Gramofone

Por Fabrício Brandão

 

HELTON MOURA – CÍRCULO

 

Há quem considere o tempo senhor de um tudo. Entre memórias, gestos e ações, a vida vai moldando seus caminhos. E sempre fica a sensação de que jamais teremos o controle absoluto das coisas. Se de um lado está o passado com suas imagens já estabelecidas em nós, do outro surge o presente enquanto possibilidade de renovação. Diga-se de passagem, é neste último que as rotas podem ser alteradas, seja para transformar parcial ou inteiramente o imprevisível palco da existência.

Mudam as estações e chega um momento em que a nossa intensidade e rapidez acabam cedendo lugar a uma necessidade de quietude. Deixamos de lado a verborragia de outrora e passamos a uma condição de estarmos mais abertos à escuta e a uma atitude mais contemplativa das coisas. É então, que amanhece em nós, os tais seres adultos tão embaraçados com questões cotidianas, uma vontade pura de libertação. E falar em pureza implica aliviar as bagagens da caminhada até aqui. Sugere desprendimento e evoca a aparição da porção mais pueril que possa brotar de cada um.

Tudo o que acabo de dizer acima ganha sentido quando escutamos um disco como Círculo, mais novo trabalho do cantor e compositor pernambucano Helton Moura. Ora, vejamos, o artista em questão muda radicalmente seu caminhar para agora nos conduzir por vias através das quais a leveza se faz senhora. Acostumado a intensidades vocais e textuais presentes em sua trajetória, todas elas a representar uma habitual inquietude, Helton agora resolve trilhar um caminho inversamente proporcional ao seu natural desassossego.

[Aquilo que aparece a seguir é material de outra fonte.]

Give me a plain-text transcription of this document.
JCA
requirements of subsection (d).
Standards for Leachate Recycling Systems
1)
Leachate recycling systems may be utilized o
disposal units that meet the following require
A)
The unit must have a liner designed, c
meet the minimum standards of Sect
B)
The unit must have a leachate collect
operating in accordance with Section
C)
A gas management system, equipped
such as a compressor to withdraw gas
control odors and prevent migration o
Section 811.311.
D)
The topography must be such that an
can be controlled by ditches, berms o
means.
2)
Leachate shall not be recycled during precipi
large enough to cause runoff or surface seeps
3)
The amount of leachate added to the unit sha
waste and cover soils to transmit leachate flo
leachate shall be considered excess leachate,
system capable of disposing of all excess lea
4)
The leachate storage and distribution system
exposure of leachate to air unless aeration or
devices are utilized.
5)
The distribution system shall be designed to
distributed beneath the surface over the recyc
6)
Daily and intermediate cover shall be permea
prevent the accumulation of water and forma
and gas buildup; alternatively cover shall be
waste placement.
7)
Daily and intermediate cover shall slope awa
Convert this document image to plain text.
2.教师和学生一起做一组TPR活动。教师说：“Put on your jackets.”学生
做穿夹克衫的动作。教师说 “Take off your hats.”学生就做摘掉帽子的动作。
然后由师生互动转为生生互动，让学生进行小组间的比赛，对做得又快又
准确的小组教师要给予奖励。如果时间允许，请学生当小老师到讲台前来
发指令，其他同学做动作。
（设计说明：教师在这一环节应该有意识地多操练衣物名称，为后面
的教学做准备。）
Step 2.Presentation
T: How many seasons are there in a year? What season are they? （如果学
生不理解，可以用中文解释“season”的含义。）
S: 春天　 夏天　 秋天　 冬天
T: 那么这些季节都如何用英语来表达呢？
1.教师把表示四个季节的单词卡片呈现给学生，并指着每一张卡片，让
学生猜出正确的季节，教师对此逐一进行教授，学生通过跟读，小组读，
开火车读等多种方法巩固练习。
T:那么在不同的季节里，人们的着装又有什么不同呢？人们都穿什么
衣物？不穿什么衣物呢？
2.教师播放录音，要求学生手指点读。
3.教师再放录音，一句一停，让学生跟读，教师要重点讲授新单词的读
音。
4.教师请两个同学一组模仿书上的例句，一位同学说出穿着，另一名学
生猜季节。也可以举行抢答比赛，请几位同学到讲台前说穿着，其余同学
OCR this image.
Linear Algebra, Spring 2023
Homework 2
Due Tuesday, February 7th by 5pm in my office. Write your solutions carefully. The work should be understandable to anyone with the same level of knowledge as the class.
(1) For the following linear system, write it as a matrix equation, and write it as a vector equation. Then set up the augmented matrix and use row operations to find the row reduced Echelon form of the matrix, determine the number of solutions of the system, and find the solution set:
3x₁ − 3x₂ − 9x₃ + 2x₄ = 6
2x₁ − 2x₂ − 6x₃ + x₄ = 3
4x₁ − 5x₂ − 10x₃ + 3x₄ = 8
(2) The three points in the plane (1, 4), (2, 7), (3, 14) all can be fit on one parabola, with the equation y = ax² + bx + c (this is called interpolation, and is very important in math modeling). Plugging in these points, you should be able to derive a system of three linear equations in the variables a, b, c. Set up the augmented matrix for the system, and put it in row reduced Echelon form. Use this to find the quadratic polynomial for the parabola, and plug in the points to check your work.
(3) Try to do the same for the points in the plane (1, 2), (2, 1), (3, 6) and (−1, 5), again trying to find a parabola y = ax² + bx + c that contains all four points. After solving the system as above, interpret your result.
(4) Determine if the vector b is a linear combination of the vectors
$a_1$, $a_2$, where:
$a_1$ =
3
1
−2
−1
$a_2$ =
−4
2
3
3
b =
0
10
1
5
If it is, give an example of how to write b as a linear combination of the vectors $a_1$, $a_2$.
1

Círculo é muito mais do que a continuidade de uma carreira. Assinala, como confessa o próprio artista, uma necessidade de dar vez e voz ao silêncio, algo que numa leitura apressada poderia soar um tanto paradoxal para alguém como Helton. O fato é que o cantor ignora o ritmo frenético e incessante que sempre fez parte de sua vida para buscar abrigo num ambiente musical marcado fundamentalmente pela leveza e serenidade.  É nesse novo momento que a matéria-prima das canções aflora suas sublimes possibilidades.

Helton Moura / Foto: arquivo pessoal

Estamos diante de um EP com cinco faixas completamente voltadas para o frescor que a redescoberta da vida foi capaz de proporcionar a um artista como Helton. De todas as composições, Canção parece resumir bem o significado do disco, pois traz a referência maior que perpassa o presente do artista, qual seja calar a voz para ouvir pacientemente o que o silêncio tem a dizer. No fluxo poético da música, os sentimentos privilegiam tudo aquilo que não foi dito ou, quiçá, ficou pelo caminho e por dizer.

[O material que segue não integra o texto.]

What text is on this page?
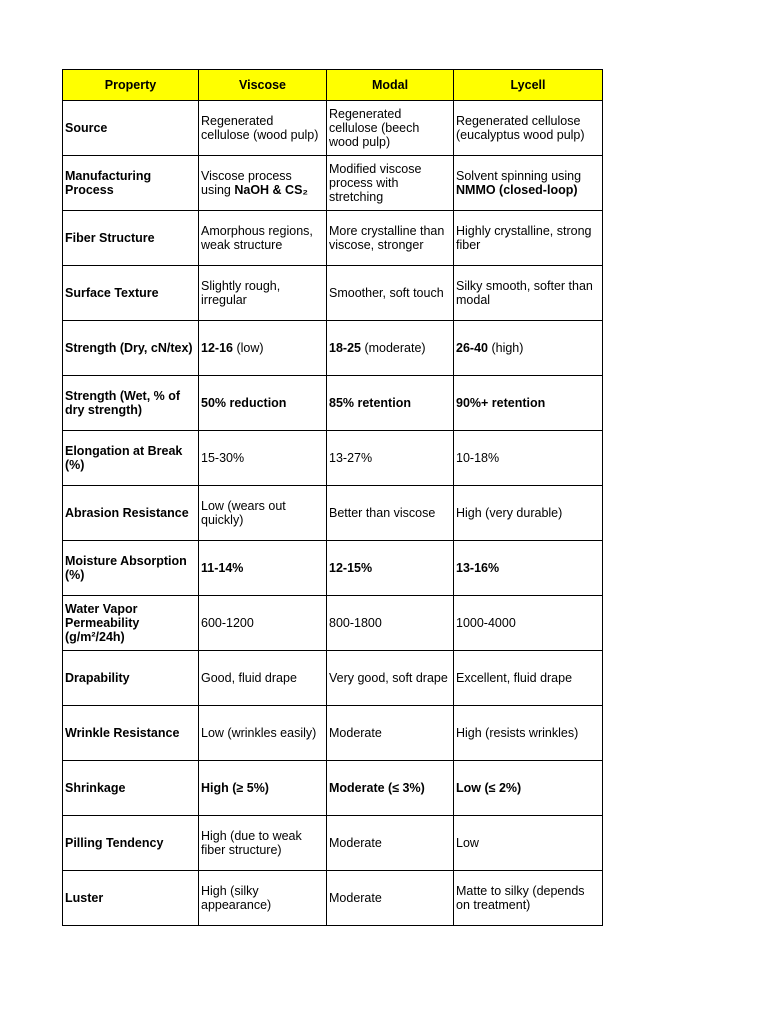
Property	Viscose	Modal	Lycell
Source	Regenerated cellulose (wood pulp)	Regenerated cellulose (beech wood pulp)	Regenerated cellulose (eucalyptus wood pulp)
Manufacturing Process	Viscose process using NaOH & CS₂	Modified viscose process with stretching	Solvent spinning using NMMO (closed-loop)
Fiber Structure	Amorphous regions, weak structure	More crystalline than viscose, stronger	Highly crystalline, strong fiber
Surface Texture	Slightly rough, irregular	Smoother, soft touch	Silky smooth, softer than modal
Strength (Dry, cN/tex)	12-16 (low)	18-25 (moderate)	26-40 (high)
Strength (Wet, % of dry strength)	50% reduction	85% retention	90%+ retention
Elongation at Break (%)	15-30%	13-27%	10-18%
Abrasion Resistance	Low (wears out quickly)	Better than viscose	High (very durable)
Moisture Absorption (%)	11-14%	12-15%	13-16%
Water Vapor Permeability (g/m²/24h)	600-1200	800-1800	1000-4000
Drapability	Good, fluid drape	Very good, soft drape	Excellent, fluid drape
Wrinkle Resistance	Low (wrinkles easily)	Moderate	High (resists wrinkles)
Shrinkage	High (≥ 5%)	Moderate (≤ 3%)	Low (≤ 2%)
Pilling Tendency	High (due to weak fiber structure)	Moderate	Low
Luster	High (silky appearance)	Moderate	Matte to silky (depends on treatment)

Quando escutamos a canção que dá nome ao álbum, percebemos que ela é uma espécie de ode ao desejo de leveza. Algo como seguir em frente sem as amarras que teimosamente nos impomos. Mais adiante, são os apelos de Singela que tomam conta dos ambientes. Nela, um convite à reflexão aponta para o caráter cíclico da existência, este sempre envolto em perguntas e respostas, mas que, ao fim e a cabo, retoma a origem das coisas num movimento inerente à condição humana.

Ao dedicar uma das músicas a sua filha, Pra Juju, Helton enaltece a sua busca pela serenidade. E há muito mais dentro dessa atitude, cujo principal efeito é o que leva o artista a penetrar numa dimensão pueril e dela retirar um novo aprendizado para seguir vivendo. Mas eis que, encerrando o EP, chegamos até ogisnoc oãn ue euq a, faixa que é o inverso de A que eu não consigo, a qual é reproduzida de trás pra frente. O mais curioso é pensar que este último ato do disco soa realmente como uma oração. É, na verdade, um elo com o próximo álbum do cantor, que trará a canção em seu andamento normal e encabeçando o trabalho.

Falar de Helton Moura é apresentar todo um universo que compreende uma vida voltada para diversas frentes da arte. Natural de Arcoverde, o cantor também se dedicou ao teatro, à poesia e ao cinema, além de trazer em si um componente performático em muitas de suas aparições. Seu lirismo peculiar o tornou conhecido como uma espécie de trovador contemporâneo. Círculo instaura uma nova fase nessa múltipla expressividade do artista, tão acostumada a torrentes de manifestação. O que está reservado para o hoje é um misto de superação de barreiras pessoais, revelações e descobertas intimistas e, o mais importante, a afirmação de um desejo de olhar tudo com suavidade.

 

 

 

Fabrício Brandão edita a Revista Diversos Afins, além de buscar abrigo em livros, discos e filmes. Atualmente, é mestrando em Letras pela UESC, cuja linha de pesquisa reúne Literatura e Cultura.